Notre véhicule d'essai était pourvu du tandem constitué du V6 de 3,6 L et de sa boîte automatique à six rapports, un groupe motopropulseur moderne dont le rendement et la sonorité sont cohérents avec les attentes des automobilistes du XXIe siècle. Cela est moins vrai avec les versions inférieures dotées du 4-cylindre Ecotec qui fait néanmoins un travail correct, sans pour autant posséder le raffinement de son équivalent de chez Honda. Mais, malheureusement, ce dernier est jumelé à une boîte automatique à seulement quatre rapports. Une misère! Plus tard au printemps Chevrolet compte offrir une boîte à six rapports avec ce moteur, mais seulement pour les modèles les plus équipés. Il y a aussi une version dite «hybride-léger», munie d'un alterno-démarreur; un système similaire à celui qui est offert sur les véhicules Saturn de la série Green Line. Ce système permet d'arrêter le moteur aux feux rouges et de réduire la consommation de façon marginale. Dans l'ensemble, la consommation de carburant de la Malibu LTZ V6 nous a paru un peu élevée pour la catégorie (autour des 12-13 L/100km), ce qui peut être imputable aux conditions hivernales ainsi qu'aux pneus quatre saisons peu efficaces qui équipaient le véhicule.

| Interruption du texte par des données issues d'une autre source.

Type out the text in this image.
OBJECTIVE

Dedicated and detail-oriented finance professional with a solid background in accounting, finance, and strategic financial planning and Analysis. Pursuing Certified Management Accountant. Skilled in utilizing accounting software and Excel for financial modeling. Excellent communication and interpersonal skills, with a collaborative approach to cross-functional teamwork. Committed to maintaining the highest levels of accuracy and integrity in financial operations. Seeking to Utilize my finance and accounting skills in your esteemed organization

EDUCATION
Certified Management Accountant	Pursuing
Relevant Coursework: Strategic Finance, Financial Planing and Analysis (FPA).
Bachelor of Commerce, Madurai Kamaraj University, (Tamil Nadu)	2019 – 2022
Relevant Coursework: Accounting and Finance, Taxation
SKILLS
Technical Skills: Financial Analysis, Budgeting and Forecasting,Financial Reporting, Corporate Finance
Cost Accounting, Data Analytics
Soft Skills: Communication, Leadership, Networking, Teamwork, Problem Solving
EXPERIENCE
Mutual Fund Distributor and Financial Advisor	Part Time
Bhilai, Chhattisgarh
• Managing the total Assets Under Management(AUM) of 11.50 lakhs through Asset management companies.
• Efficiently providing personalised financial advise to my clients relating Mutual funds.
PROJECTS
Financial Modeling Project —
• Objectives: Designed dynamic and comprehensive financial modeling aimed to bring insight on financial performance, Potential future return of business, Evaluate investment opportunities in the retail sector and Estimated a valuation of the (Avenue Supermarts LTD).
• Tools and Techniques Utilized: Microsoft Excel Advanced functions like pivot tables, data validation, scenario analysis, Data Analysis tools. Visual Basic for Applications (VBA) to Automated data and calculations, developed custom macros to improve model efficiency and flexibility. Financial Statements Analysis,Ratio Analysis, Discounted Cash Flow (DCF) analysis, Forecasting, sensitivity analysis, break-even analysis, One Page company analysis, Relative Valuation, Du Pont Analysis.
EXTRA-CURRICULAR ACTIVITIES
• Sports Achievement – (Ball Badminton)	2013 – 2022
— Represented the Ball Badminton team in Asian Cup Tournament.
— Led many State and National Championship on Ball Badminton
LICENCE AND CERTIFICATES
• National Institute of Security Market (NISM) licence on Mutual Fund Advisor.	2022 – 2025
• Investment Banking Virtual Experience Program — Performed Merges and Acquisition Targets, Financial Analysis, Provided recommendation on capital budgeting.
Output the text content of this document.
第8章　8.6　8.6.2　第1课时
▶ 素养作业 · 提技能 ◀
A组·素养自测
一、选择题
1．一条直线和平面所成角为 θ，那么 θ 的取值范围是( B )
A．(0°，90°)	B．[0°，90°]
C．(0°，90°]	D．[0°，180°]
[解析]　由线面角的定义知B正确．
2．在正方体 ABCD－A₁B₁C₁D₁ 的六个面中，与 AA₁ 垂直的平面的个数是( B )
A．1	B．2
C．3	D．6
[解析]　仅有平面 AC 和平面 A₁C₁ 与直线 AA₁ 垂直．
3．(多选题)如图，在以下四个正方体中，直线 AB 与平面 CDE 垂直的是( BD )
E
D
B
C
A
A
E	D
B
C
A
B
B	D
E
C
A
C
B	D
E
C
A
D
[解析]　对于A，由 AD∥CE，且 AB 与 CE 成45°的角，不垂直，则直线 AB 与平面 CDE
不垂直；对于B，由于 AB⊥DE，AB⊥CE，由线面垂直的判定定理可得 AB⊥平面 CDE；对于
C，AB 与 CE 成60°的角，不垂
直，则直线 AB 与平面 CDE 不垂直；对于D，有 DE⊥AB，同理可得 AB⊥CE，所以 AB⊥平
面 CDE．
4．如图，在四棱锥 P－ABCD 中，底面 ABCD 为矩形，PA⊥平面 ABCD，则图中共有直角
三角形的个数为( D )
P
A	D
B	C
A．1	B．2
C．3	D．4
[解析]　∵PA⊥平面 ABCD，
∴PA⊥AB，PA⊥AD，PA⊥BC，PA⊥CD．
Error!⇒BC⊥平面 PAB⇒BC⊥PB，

Même si certains aspects sont perfectibles, la Malibu fait tourner les têtes et s'attire des compliments. C'est de bon augure, et il ne reste qu'à espérer que GM saura faire évoluer ce produit dans le bon sens. Si les prix de la version de base LS débutent aux alentours de 23 000 $, la version haut de gamme LTZ se vend plus de 35 000 $ avec ses accessoires. À ce prix on peut aussi s'offrir une Volskwagen Passat bien équipée, par exemple. Par contre, sous bien des aspects, cette LTZ peut se comparer honorablement à une Acura TL qui coûte plusieurs milliers de dollars de plus. Reste à savoir si les acheteurs de voitures allemandes ou japonaises seront prêts à combattre leurs préjugés envers les produits américains -- et à refouler leur snobisme -- en consentant à inclure la Malibu dans leur liste d'achat.

Collaborateur du Devoir

***

FICHE TECHNIQUE Chevrolet Malibu

- Moteurs : V6 3,6L ; I4 2,4L (hybride ou pas)

- Puissance : 252ch / 251 lb-pi (V6); 169ch / 160 lb-pi (I4); 164ch / 159 lb-pi (I4-Hybride)

- 0 à 100 km/h : 7,7s (V6); 9,4 s (I4)

- Vitesse maximale : 180 km/h

- Consommation : 12,5 L/100 km; 9,5 L/100 km (I4); 8,5 L/100 km (I4-Hybride)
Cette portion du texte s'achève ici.